Delta’s non-fuel costs are also expected to grow modestly in 2015, remaining below 2%, on a year-over-year basis. Delta has been able to limit growth in its non-fuel costs by initiating several cost-cutting measures such as domestic re-fleeting and employee productivity enhancement. This has improved the carrier’s operating cost per aircraft seat, and as such re-fleeting remains underway, growth in Delta’s non-fuel costs will remain suppressed in 2015, boosting its margins and profit.

Final words

Delta Airlines has elevated its market capitalization by $30 million in the past two years and is now standing at $38.07 billion. On a lateral comparison with industry competitors such as American Airlines Group Inc. and United Continental Holdings Inc, Delta seems to have the highest P/E ratio of 59.15 times, which substantiates investors’ willingness to invest in the company and is also indicative of the company’s strong fundamentals.

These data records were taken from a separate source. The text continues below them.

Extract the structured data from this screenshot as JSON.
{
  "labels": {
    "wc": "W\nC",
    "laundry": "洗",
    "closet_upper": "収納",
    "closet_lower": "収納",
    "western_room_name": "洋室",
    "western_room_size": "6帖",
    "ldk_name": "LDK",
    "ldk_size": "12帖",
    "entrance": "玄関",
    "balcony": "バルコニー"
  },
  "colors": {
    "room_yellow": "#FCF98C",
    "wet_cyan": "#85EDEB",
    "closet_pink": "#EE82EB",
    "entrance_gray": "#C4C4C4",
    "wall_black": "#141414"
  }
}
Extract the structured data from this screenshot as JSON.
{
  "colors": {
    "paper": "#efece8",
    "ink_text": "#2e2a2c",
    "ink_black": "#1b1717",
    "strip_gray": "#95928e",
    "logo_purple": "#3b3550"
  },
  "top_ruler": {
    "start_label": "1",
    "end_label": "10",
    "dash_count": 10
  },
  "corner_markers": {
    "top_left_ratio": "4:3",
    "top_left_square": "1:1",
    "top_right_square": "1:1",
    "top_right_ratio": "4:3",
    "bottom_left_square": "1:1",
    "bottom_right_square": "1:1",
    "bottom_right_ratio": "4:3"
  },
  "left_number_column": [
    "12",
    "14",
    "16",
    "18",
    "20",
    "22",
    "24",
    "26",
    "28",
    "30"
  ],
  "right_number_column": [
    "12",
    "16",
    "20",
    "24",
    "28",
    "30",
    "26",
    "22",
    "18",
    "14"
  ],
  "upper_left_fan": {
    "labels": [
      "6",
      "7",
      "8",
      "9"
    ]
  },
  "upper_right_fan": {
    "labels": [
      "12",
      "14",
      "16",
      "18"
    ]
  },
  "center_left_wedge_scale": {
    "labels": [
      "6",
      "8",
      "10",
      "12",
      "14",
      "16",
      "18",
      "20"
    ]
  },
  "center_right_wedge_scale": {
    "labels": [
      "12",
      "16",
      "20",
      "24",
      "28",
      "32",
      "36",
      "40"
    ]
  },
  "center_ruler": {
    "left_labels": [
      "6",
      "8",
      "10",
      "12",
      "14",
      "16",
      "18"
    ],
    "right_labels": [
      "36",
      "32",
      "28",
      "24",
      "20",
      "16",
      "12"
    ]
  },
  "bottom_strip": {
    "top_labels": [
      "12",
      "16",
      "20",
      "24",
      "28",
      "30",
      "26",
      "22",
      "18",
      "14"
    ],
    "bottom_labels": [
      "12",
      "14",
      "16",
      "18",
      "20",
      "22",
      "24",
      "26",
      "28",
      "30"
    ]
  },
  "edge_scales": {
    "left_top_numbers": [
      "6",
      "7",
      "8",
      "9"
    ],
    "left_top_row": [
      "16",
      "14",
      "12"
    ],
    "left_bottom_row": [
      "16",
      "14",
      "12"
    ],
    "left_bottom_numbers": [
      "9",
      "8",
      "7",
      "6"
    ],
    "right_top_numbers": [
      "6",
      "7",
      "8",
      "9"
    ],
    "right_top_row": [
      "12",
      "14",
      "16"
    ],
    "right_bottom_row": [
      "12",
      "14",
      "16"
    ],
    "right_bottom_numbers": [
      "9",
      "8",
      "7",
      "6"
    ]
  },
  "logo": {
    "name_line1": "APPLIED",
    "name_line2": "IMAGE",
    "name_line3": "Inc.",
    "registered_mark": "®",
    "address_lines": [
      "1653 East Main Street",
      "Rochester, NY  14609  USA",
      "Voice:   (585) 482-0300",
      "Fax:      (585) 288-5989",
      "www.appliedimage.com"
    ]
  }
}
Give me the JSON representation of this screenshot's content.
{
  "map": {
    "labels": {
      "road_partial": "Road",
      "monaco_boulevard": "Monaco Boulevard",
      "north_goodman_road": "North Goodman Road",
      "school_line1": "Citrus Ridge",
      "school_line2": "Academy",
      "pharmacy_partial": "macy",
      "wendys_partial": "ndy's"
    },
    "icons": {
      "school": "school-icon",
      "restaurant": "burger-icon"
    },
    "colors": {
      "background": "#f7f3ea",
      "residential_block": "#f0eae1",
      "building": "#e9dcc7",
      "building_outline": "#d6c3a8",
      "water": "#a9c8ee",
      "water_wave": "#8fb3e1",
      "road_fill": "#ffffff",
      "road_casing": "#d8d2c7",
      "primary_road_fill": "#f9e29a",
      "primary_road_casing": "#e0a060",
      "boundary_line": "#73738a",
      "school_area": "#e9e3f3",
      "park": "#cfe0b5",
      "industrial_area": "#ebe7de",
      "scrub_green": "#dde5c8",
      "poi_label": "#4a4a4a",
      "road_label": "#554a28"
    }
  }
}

Solid demand for air travel in the domestic market and in certain international markets including Latin America and the trans-Pacific market to Asia will enable Delta to grow its top line in 2015. The strong demand environment will allow Delta to expand capacity and raise fares, resulting in top line growth. The carrier has said that it will expand capacity by about 2% next year – by 3% in the domestic market and by less than 1% in the international market. (For the entire transcript click here.)

From an investment viewpoint, the future of Delta Air Lines seems to be very bright with a price target of $64.84. The carrier could outperform itself and is very likely to meet the future expectations. Hence a strong buy option is recommended for investors to earn great returns backed by the company’s primary outlook on continuously striving at creating shareholder value through dividends and buy backs.